More fun­da­men­tal­ly, in their curi­ous life cycle slime molds reca­pit­u­late that episode in the his­to­ry of life, which occurred about 700 mil­lion years ago, when sin­gle-celled microor­gan­isms, hav­ing lived on their own for 3 bil­lion years, came togeth­er to form mul­ti­cel­lu­lar organ­isms. Invis­i­ble life became glo­ri­ous­ly vis­i­ble, and won­der­ful­ly diverse. Crea­tures indi­vid­u­al­ly small­er than the point of a pin piled them­selves togeth­er to become, in the full­ness of time, bron­tosaurus­es and blue whales.

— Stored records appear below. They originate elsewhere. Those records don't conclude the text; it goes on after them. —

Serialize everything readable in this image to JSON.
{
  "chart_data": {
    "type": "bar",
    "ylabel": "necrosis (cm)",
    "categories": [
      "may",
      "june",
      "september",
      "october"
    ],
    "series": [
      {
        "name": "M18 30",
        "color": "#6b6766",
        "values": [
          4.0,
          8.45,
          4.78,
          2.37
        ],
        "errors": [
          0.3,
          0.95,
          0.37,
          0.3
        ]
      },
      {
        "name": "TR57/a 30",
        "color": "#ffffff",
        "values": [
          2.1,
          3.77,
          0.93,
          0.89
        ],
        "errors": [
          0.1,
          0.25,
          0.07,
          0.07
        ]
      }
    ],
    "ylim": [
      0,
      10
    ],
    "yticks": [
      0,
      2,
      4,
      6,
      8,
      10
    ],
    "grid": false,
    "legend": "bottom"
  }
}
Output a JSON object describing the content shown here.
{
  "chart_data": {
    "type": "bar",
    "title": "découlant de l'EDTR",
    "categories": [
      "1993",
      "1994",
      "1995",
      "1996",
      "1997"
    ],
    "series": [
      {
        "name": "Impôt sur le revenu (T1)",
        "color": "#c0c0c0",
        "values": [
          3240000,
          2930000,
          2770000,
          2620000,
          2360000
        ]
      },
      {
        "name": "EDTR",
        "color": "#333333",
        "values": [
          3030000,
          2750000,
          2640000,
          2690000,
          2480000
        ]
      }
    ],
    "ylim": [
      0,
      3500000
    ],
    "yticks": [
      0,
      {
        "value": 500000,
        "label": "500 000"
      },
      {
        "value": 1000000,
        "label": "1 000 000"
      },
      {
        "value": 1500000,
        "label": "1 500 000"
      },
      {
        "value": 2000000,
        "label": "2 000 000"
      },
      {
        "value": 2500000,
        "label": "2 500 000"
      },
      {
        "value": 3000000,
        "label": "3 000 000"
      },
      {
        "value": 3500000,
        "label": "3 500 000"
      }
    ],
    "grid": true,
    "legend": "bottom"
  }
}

There is a sense, I sup­pose, in which you and I are slime molds of a sort, accre­tions of bil­lions of cells that have band­ed togeth­er and spe­cial­ized for the pur­pose of pro­duc­ing sperms and ova. The essence of life is to make more life. Over an over again in the his­to­ry of life the effi­cien­cy of repro­duc­tion has been aid­ed by col­lab­o­ra­tion, sym­bio­sis, even altruism.

The stalk cells of a slime mold do not know that they are sac­ri­fic­ing their own lives to lift their spore cousins so that they might be more effi­cient­ly dis­persed, no more than the hun­dreds of types of spe­cial­ized cells in our own bod­ies know that their col­lec­tive evo­lu­tion­ary pur­pose is to pro­duce a few suc­cess­ful sperms or ova. But they do it. Is it altru­ism? Call it life. A great dri­ving ener­gy implic­it in mat­ter itself, the green fuse, the com­pul­sive inevitabil­i­ty of animation.

A gooey colony of Dic­tyostelium dis­coideum has per­formed its mar­velous trans­for­ma­tion on the stage of my micro­scope. I admire them, engirth them, and dis­cor­rupt them. Whit­man-like, I sing their prais­es. They are charged full with the charge of the soul.